I was livid. Then, a week after the party he emailed me again just furious with my mother. She hated his gift(a photo of my father as a child with a pro baseball player) and told him she would hang it in a closet. I took her side because I was so angry with him over the party, and because that was what I was taught. I needed her to like me. I needed to be the golden child (at the age of 60). She was angry with him for his abusive tirade, and she manipulated me into taking her side against him. Unfortunately, this was the end for my brother. He cut contact with me, with her, with all cousins and anyone connected to the family. He hasn't spoken to any of us since.
In March of 2016, after almost a year of EMDR therapy, I wrote my brother a letter with the help of my therapist. I explained what I had learned about myself, our mother, and our family dynamic. I explained why I did the things that I did, and told him I understood why he did what he did. I told him he could reply if he wanted to have a dialog with me, but if he did not respond, I would understand. I emailed the letter, and a few days later I received this response: "your note was received." I never heard from him again.

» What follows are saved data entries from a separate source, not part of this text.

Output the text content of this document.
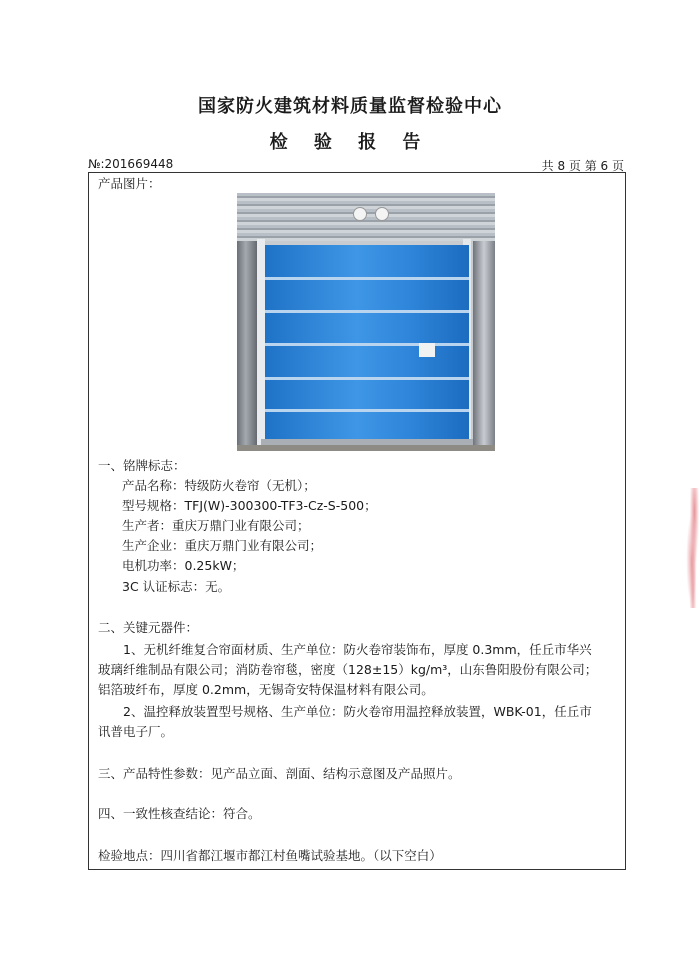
国家防火建筑材料质量监督检验中心
检 验 报 告
№:201669448	共 8 页 第 6 页
产品图片：
一、铭牌标志：
产品名称：特级防火卷帘（无机）；
型号规格：TFJ(W)-300300-TF3-Cz-S-500；
生产者：重庆万鼎门业有限公司；
生产企业：重庆万鼎门业有限公司；
电机功率：0.25kW；
3C 认证标志：无。
二、关键元器件：
1、无机纤维复合帘面材质、生产单位：防火卷帘装饰布，厚度 0.3mm，任丘市华兴玻璃纤维制品有限公司；消防卷帘毯，密度（128±15）kg/m³，山东鲁阳股份有限公司；铝箔玻纤布，厚度 0.2mm，无锡奇安特保温材料有限公司。
2、温控释放装置型号规格、生产单位：防火卷帘用温控释放装置，WBK-01，任丘市讯普电子厂。
三、产品特性参数：见产品立面、剖面、结构示意图及产品照片。
四、一致性核查结论：符合。
检验地点：四川省都江堰市都江村鱼嘴试验基地。（以下空白）
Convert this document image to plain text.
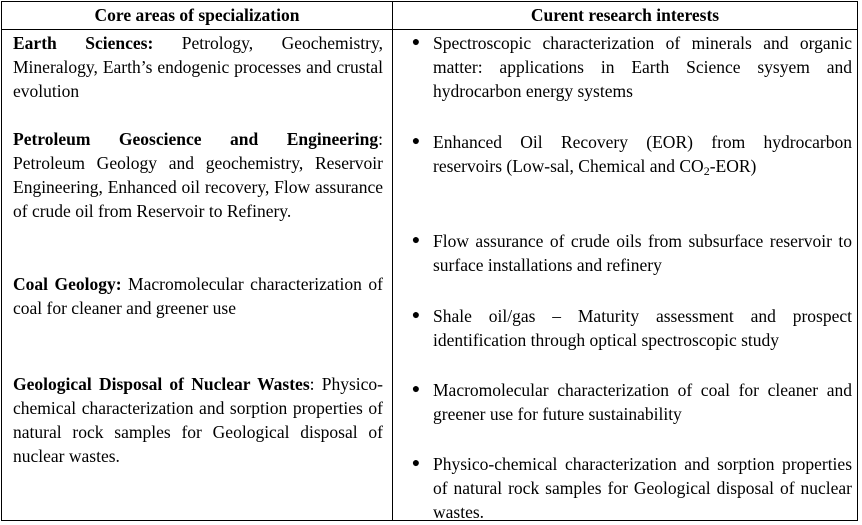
Core areas of specialization	Curent research interests
Earth Sciences: Petrology, Geochemistry, Mineralogy, Earth’s endogenic processes and crustal evolution
Petroleum Geoscience and Engineering: Petroleum Geology and geochemistry, Reservoir Engineering, Enhanced oil recovery, Flow assurance of crude oil from Reservoir to Refinery.
Coal Geology: Macromolecular characterization of coal for cleaner and greener use
Geological Disposal of Nuclear Wastes: Physico-chemical characterization and sorption properties of natural rock samples for Geological disposal of nuclear wastes.
● Spectroscopic characterization of minerals and organic matter: applications in Earth Science sysyem and hydrocarbon energy systems
● Enhanced Oil Recovery (EOR) from hydrocarbon reservoirs (Low-sal, Chemical and $CO_2-EOR$)
● Flow assurance of crude oils from subsurface reservoir to surface installations and refinery
● Shale oil/gas – Maturity assessment and prospect identification through optical spectroscopic study
● Macromolecular characterization of coal for cleaner and greener use for future sustainability
● Physico-chemical characterization and sorption properties of natural rock samples for Geological disposal of nuclear wastes.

My anger is gone, and so is my resentment. I no longer have the need to stab him in the back, or to retaliate against him--or his wife and daughter for that matter. I do feel sad, however. He is my only sibling; he's still my brother, and I do care about him. I know nothing about him now--is he well? has he gotten help? is he still the same angry guy he always was? I may never have the answers to these questions, but life goes on. The only person to blame is our NM who is 92, and still capable of inflicting pain if allowed. She takes no responsibility. Her son wants nothing to do with her, and I barely ever speak to her. When I do, I am in complete control of her and the conversation. She feels nothing except anger at the world. And when she tells me how much she loves me, I chuckle to myself, knowing that any given moment she would still turn against me.
If any of this post rings true for you, and you'd like to have a private conversation, please email me. I'd be happy to guide you towards healing. No one needs to live under the shadow of a narcissistic parent. There is so much help out there now, and so much clarity on the dynamic of the narcissist's family. Please know that you are absolutely not alone. You can be free, and have peace in your life. I am free of it all, and I have peace.